Michel Houellebecq in his 90s novel, Whatever, describes a main character who is so divorced from his daily experiences and lost in his own abstractions that he loses his car, advocates a murder, and suffers a suicidal malaise that leads to a near complete mental breakdown. The book is a great warning to us of what we risk losing when our imaginations and our thoughts are no longer grounded in the truth of experience or reality itself.

So how can we get out of our own stories and abstractions? How is fiction connected to truth?

First, by constant exposure, from a young age, to stories that show us others who are different from ourselves but who we can nonetheless empathize with. When we encounter a diversity of people who don’t match our expectations of how we think the world ought to be, we will be less likely to perceive them as an existential threat to our entire worldview. As a result, we won’t get so angry or threatened by different people and views in real life. Moreover, we can grow in personal responsibility by experiencing, indirectly, the consequences of a diversity of actions that have a reference to real life. 

Second, we need to maintain the distinction between stories and truth. In recent decades, a theory of literature called “post-modernism” has arisen which states that there is no distinction between story and truth, and that all of life is a story. “Write the story of your own life!”, the post-modern theorist admonishes. 

It sounds nice. But if there’s no distinction between reality and fiction, there’s nothing to ground our powerful imaginations and, like Achilles, we risk hurting our relationships and ourselves, leaving a path of destruction behind us as we each attempt to force the world to conform to our imagined reality. And that, to me at least, seems like a sure path to chaos. Between lovers, between friends, and between the members of our communities. 

Instead, a good story will bring us back to our true selves, and what we hold in common, much as mindfulness “focuses one’s awareness on the present moment, while calmly acknowledging and accepting one’s feelings, thoughts, and bodily sensations.”[2]

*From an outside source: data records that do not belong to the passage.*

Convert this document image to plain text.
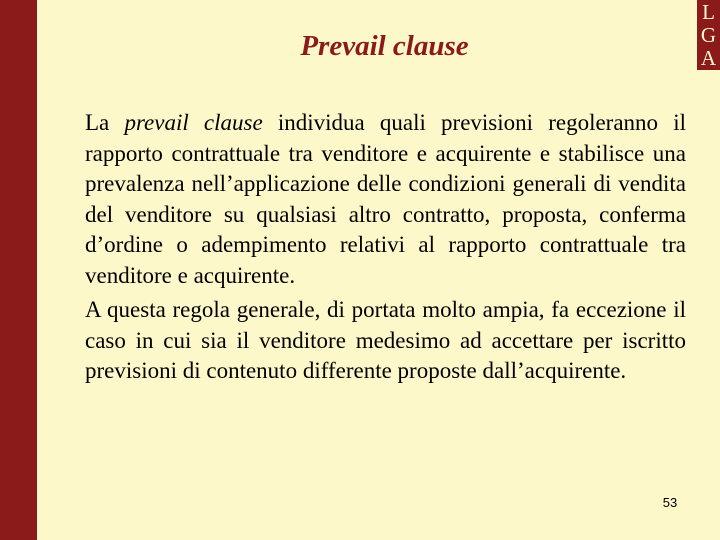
L
G
A
Prevail clause

La prevail clause individua quali previsioni regoleranno il rapporto contrattuale tra venditore e acquirente e stabilisce una prevalenza nell’applicazione delle condizioni generali di vendita del venditore su qualsiasi altro contratto, proposta, conferma d’ordine o adempimento relativi al rapporto contrattuale tra venditore e acquirente.

A questa regola generale, di portata molto ampia, fa eccezione il caso in cui sia il venditore medesimo ad accettare per iscritto previsioni di contenuto differente proposte dall’acquirente.

53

A good story isn’t all tinsel and froth. It shows us the genuine comedy and tragedy of life, without driving us to anarchic despair or a militant desire to control the world around us. 

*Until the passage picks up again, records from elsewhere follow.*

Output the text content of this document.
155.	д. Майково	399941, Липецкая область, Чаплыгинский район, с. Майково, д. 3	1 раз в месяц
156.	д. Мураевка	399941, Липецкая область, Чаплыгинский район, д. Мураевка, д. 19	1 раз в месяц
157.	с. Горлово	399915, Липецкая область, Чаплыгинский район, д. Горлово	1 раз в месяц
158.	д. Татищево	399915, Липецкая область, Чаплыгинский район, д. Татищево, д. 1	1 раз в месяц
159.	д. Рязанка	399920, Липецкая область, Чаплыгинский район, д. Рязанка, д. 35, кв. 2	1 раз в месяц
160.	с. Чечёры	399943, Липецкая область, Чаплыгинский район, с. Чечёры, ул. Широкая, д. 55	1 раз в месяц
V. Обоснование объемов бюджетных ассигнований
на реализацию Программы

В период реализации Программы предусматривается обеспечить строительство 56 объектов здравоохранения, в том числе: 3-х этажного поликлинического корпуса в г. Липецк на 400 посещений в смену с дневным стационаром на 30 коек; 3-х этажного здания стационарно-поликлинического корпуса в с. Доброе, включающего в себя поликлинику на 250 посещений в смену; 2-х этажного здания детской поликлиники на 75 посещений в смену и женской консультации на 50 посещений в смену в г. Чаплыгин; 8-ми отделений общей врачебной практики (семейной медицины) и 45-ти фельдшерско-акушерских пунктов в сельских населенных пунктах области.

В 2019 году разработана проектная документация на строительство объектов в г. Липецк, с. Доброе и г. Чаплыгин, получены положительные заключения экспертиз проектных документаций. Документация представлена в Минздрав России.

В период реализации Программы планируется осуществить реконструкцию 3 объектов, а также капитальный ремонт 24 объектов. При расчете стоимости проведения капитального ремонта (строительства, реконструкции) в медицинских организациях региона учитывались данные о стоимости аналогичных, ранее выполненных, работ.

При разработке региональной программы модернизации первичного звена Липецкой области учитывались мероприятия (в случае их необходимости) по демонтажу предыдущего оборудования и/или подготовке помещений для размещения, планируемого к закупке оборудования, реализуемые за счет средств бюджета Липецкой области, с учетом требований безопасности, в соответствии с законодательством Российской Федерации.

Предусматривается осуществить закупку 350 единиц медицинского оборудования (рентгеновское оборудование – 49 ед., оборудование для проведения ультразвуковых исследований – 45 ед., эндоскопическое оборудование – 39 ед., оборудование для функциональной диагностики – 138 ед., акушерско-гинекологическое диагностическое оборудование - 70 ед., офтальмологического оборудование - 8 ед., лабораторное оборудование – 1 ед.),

A good story is a human story, with all of its real flaws, idealized perfections and incompleteness, miraculously drawn together into a cosmic whole.

So if you’ve been feeling like the world has fallen apart, don’t despair. And don’t go out and try to remake it in your own image, like a controlling partner, in a misguided attempt to restore a sense of order at any cost. 

Instead, pick up a book, or tell a story. Discover a cosmic whole, and find your place within it. 

Then go and make a friend, and talk about that story. As the ancient philosopher Socrates said, the best life for a human being is talking about good books with friends. It’s what we were born for. Our brains are literally wired for it.